C.V. : Quel a été votre premier achat ?
N.L. : Lors d’un voyage au Cameroun, nous avons découvert dans une galerie le travail de Goddy Leye [(1965-2011)]. C’était une grande décision, ce premier achat, pour moi qui étais encore étudiante. Mais nous aimions tellement cette œuvre que nous nous sommes vite lancés.
I.F. : Et dix ans plus tard, nous avons retrouvé Goddy Leye dans l’exposition au Centre Pompidou, Africa Remix [2005, commissariat de Simon Njami]. C’était enthousiasmant !
C.V. : Quelle est la place du dessin dans votre collection ?
N.L. : La question de la technique m’intéresse toujours, peut-être parce que j’ai moi-même pratiqué un peu le dessin, la peinture et la photographie. J’aime comprendre comment une œuvre est faite et interroger les plasticiens à ce sujet. Face à un dessin, on ressent plus fortement la présence de l’artiste.
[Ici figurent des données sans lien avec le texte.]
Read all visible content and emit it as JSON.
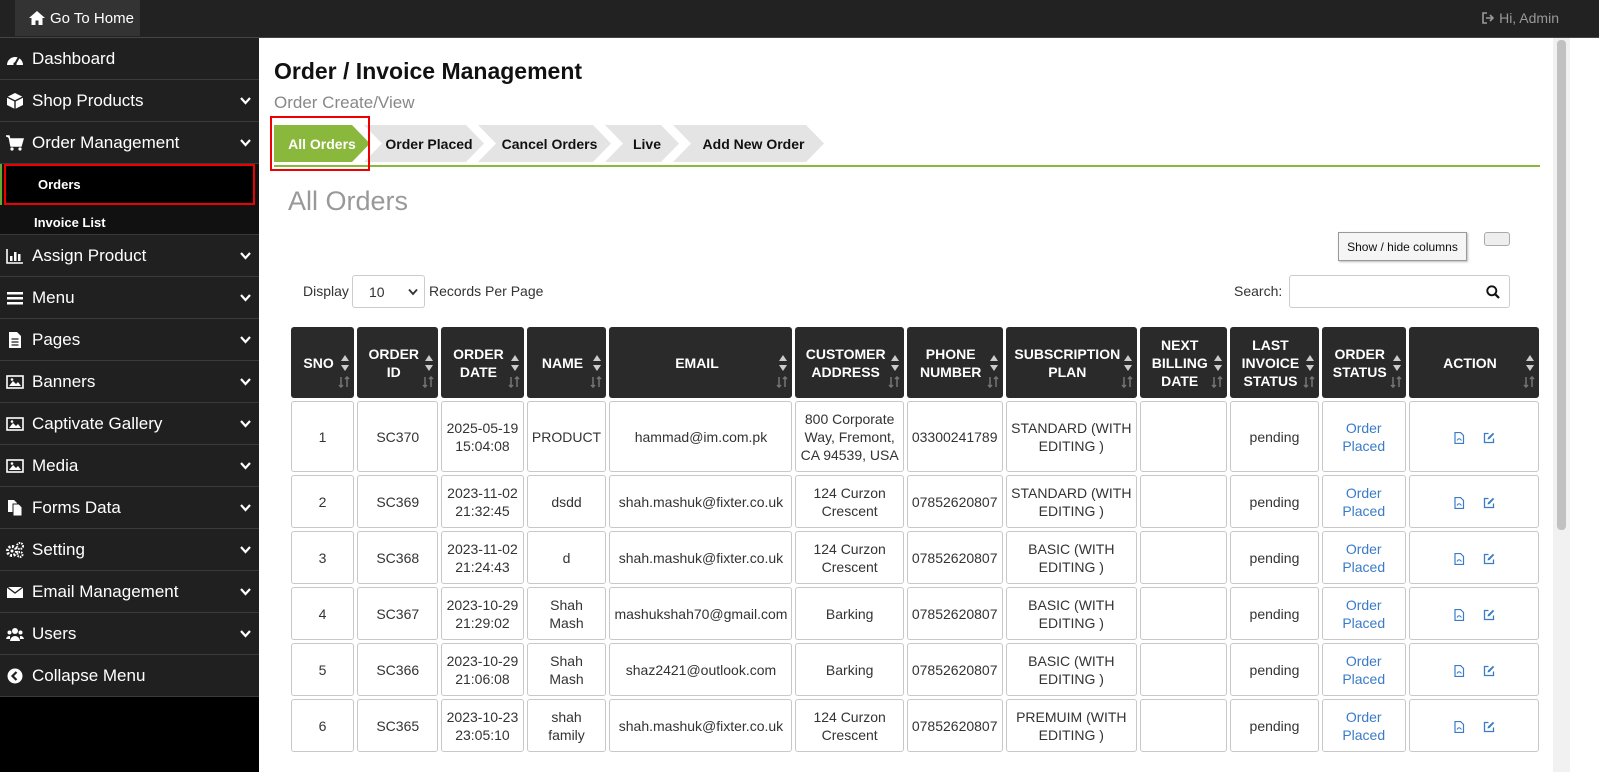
{
  "topbar": {
    "home_label": "Go To Home",
    "user_label": "Hi, Admin"
  },
  "sidebar": {
    "items": [
      {
        "label": "Dashboard",
        "icon": "dashboard-icon"
      },
      {
        "label": "Shop Products",
        "icon": "box-icon"
      },
      {
        "label": "Order Management",
        "icon": "cart-icon"
      },
      {
        "label": "Assign Product",
        "icon": "bar-chart-icon"
      },
      {
        "label": "Menu",
        "icon": "bars-icon"
      },
      {
        "label": "Pages",
        "icon": "file-icon"
      },
      {
        "label": "Banners",
        "icon": "image-icon"
      },
      {
        "label": "Captivate Gallery",
        "icon": "image-icon"
      },
      {
        "label": "Media",
        "icon": "image-icon"
      },
      {
        "label": "Forms Data",
        "icon": "files-icon"
      },
      {
        "label": "Setting",
        "icon": "gears-icon"
      },
      {
        "label": "Email Management",
        "icon": "envelope-icon"
      },
      {
        "label": "Users",
        "icon": "users-icon"
      },
      {
        "label": "Collapse Menu",
        "icon": "chevron-left-circle-icon"
      }
    ],
    "sub_items": [
      "Orders",
      "Invoice List"
    ]
  },
  "page": {
    "title": "Order / Invoice Management",
    "subtitle": "Order Create/View",
    "tabs": [
      "All Orders",
      "Order Placed",
      "Cancel Orders",
      "Live",
      "Add New Order"
    ],
    "section_title": "All Orders",
    "show_hide_label": "Show / hide columns",
    "display_label": "Display",
    "records_value": "10",
    "records_label": "Records Per Page",
    "search_label": "Search:",
    "search_value": ""
  },
  "table": {
    "headers": [
      "SNO",
      "ORDER ID",
      "ORDER DATE",
      "NAME",
      "EMAIL",
      "CUSTOMER ADDRESS",
      "PHONE NUMBER",
      "SUBSCRIPTION PLAN",
      "NEXT BILLING DATE",
      "LAST INVOICE STATUS",
      "ORDER STATUS",
      "ACTION"
    ],
    "rows": [
      [
        "1",
        "SC370",
        "2025-05-19 15:04:08",
        "PRODUCT",
        "hammad@im.com.pk",
        "800 Corporate Way, Fremont, CA 94539, USA",
        "03300241789",
        "STANDARD (WITH EDITING )",
        "",
        "pending",
        "Order Placed"
      ],
      [
        "2",
        "SC369",
        "2023-11-02 21:32:45",
        "dsdd",
        "shah.mashuk@fixter.co.uk",
        "124 Curzon Crescent",
        "07852620807",
        "STANDARD (WITH EDITING )",
        "",
        "pending",
        "Order Placed"
      ],
      [
        "3",
        "SC368",
        "2023-11-02 21:24:43",
        "d",
        "shah.mashuk@fixter.co.uk",
        "124 Curzon Crescent",
        "07852620807",
        "BASIC (WITH EDITING )",
        "",
        "pending",
        "Order Placed"
      ],
      [
        "4",
        "SC367",
        "2023-10-29 21:29:02",
        "Shah Mash",
        "mashukshah70@gmail.com",
        "Barking",
        "07852620807",
        "BASIC (WITH EDITING )",
        "",
        "pending",
        "Order Placed"
      ],
      [
        "5",
        "SC366",
        "2023-10-29 21:06:08",
        "Shah Mash",
        "shaz2421@outlook.com",
        "Barking",
        "07852620807",
        "BASIC (WITH EDITING )",
        "",
        "pending",
        "Order Placed"
      ],
      [
        "6",
        "SC365",
        "2023-10-23 23:05:10",
        "shah family",
        "shah.mashuk@fixter.co.uk",
        "124 Curzon Crescent",
        "07852620807",
        "PREMUIM (WITH EDITING )",
        "",
        "pending",
        "Order Placed"
      ]
    ]
  },
  "colors": {
    "accent_green": "#8ab83d",
    "link_blue": "#3a7bc8",
    "highlight_red": "#e00000"
  }
}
Je suis également touchée par les qualités sensuelles du papier. Toutefois, ce n’est pas ça qui guide directement nos choix.
I.F. : Ce que j’aime dans le dessin, c’est la liberté et souvent l’économie de moyen qu’il implique.
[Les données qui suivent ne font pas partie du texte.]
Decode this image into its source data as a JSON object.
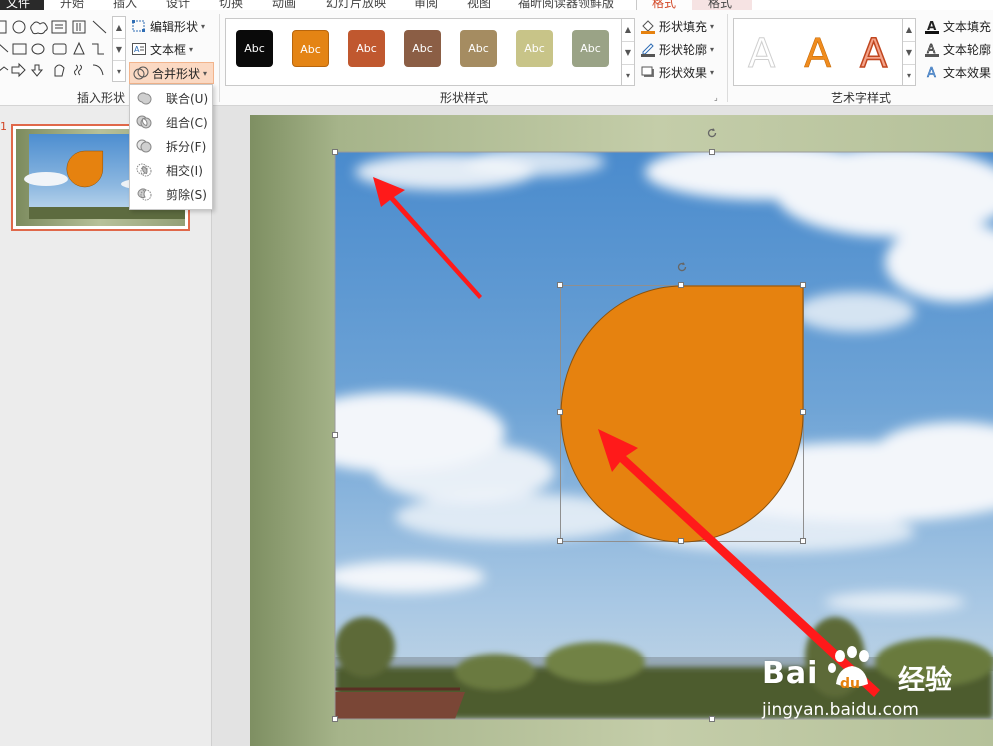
{
  "tabs": {
    "file": "文件",
    "items": [
      "开始",
      "插入",
      "设计",
      "切换",
      "动画",
      "幻灯片放映",
      "审阅",
      "视图",
      "福昕阅读器领鲜版",
      "格式",
      "格式"
    ],
    "active_index": 9
  },
  "ribbon": {
    "insert_shapes": {
      "label": "插入形状",
      "edit_shape": "编辑形状",
      "text_box": "文本框",
      "merge_shapes": "合并形状"
    },
    "shape_styles": {
      "label": "形状样式",
      "swatch_text": "Abc",
      "swatch_colors": [
        "#0a0a0a",
        "#e48414",
        "#c0582f",
        "#8b5e45",
        "#a58c61",
        "#c8c488",
        "#9aa386"
      ],
      "fill": "形状填充",
      "outline": "形状轮廓",
      "effects": "形状效果"
    },
    "wordart": {
      "label": "艺术字样式",
      "sample_letter": "A",
      "text_fill": "文本填充",
      "text_outline": "文本轮廓",
      "text_effects": "文本效果"
    }
  },
  "merge_menu": {
    "items": [
      "联合(U)",
      "组合(C)",
      "拆分(F)",
      "相交(I)",
      "剪除(S)"
    ]
  },
  "thumbnails": {
    "slide_number": "1"
  },
  "colors": {
    "accent": "#d24726",
    "shape_fill": "#e6820f",
    "arrow": "#ff1a1a"
  },
  "watermark": {
    "brand": "Bai",
    "brand_cn": "经验",
    "url": "jingyan.baidu.com"
  }
}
C.V. : Votre collection réunit des noms aussi différents que Amélie Bertrand, Philippe Cognée, Matthieu Cossé, Marc Desgrandchamps, Stéphane Lecomte, Dora Maar ou Matthieu Mercier. Y a-t-il un fil rouge dans votre collection ?
N.L. : Je croyais que notre collection était entièrement le fruit du hasard. Mais l’an dernier, nous avons été invités par l’artiste Éric Fonteneau [né en 1954] à exposer une partie de la collection. Nous avons dû faire des choix et trouver un angle. Isham a eu l’idée du titre, « Ça ne manque pas de piquant » : le piquant de la couleur, le piquant de la douleur – on aime être dérangés par une œuvre – et le piquant de l’humour, voire de l’humour politique. C’est peut-être ça, notre fil rouge, même si tout reste très ouvert.
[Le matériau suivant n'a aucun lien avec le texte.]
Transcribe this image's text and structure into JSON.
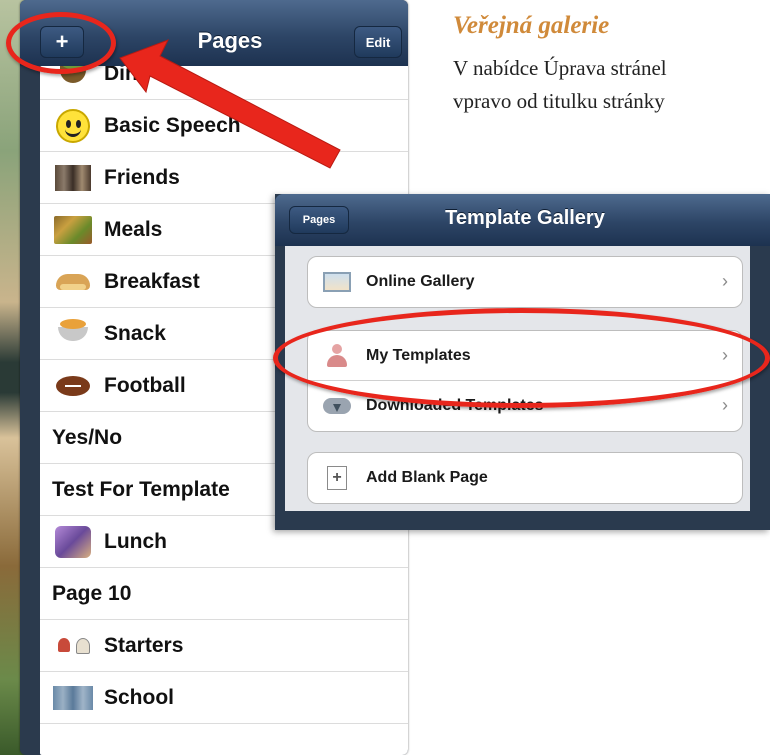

C.V. : Noria, au sein de ton entreprise, Nell & Associés, tu agis également en faveur de l’art contemporain.
N.L. : Oui, l’idée est de sensibiliser mes collaborateurs et mes clients à l’art. Nous avons par exemple organisé une résidence d’artistes dans des locaux vides de l’entreprise : Léna Hilton et Matthieu Cossé y ont travaillé pendant neuf mois. Une exposition des œuvres qu’ils avaient produites a ensuite été montée.
C.V. : Pour finir auriez-vous un dessinateur ou un graveur à recommander à OSP ?
I.F. : Léna Hilton [née en 1984], justement, qui a un beau travail.
N.L. : Je pense à Mirka Lugosi, que j’aime beaucoup et qui une artiste très intéressante.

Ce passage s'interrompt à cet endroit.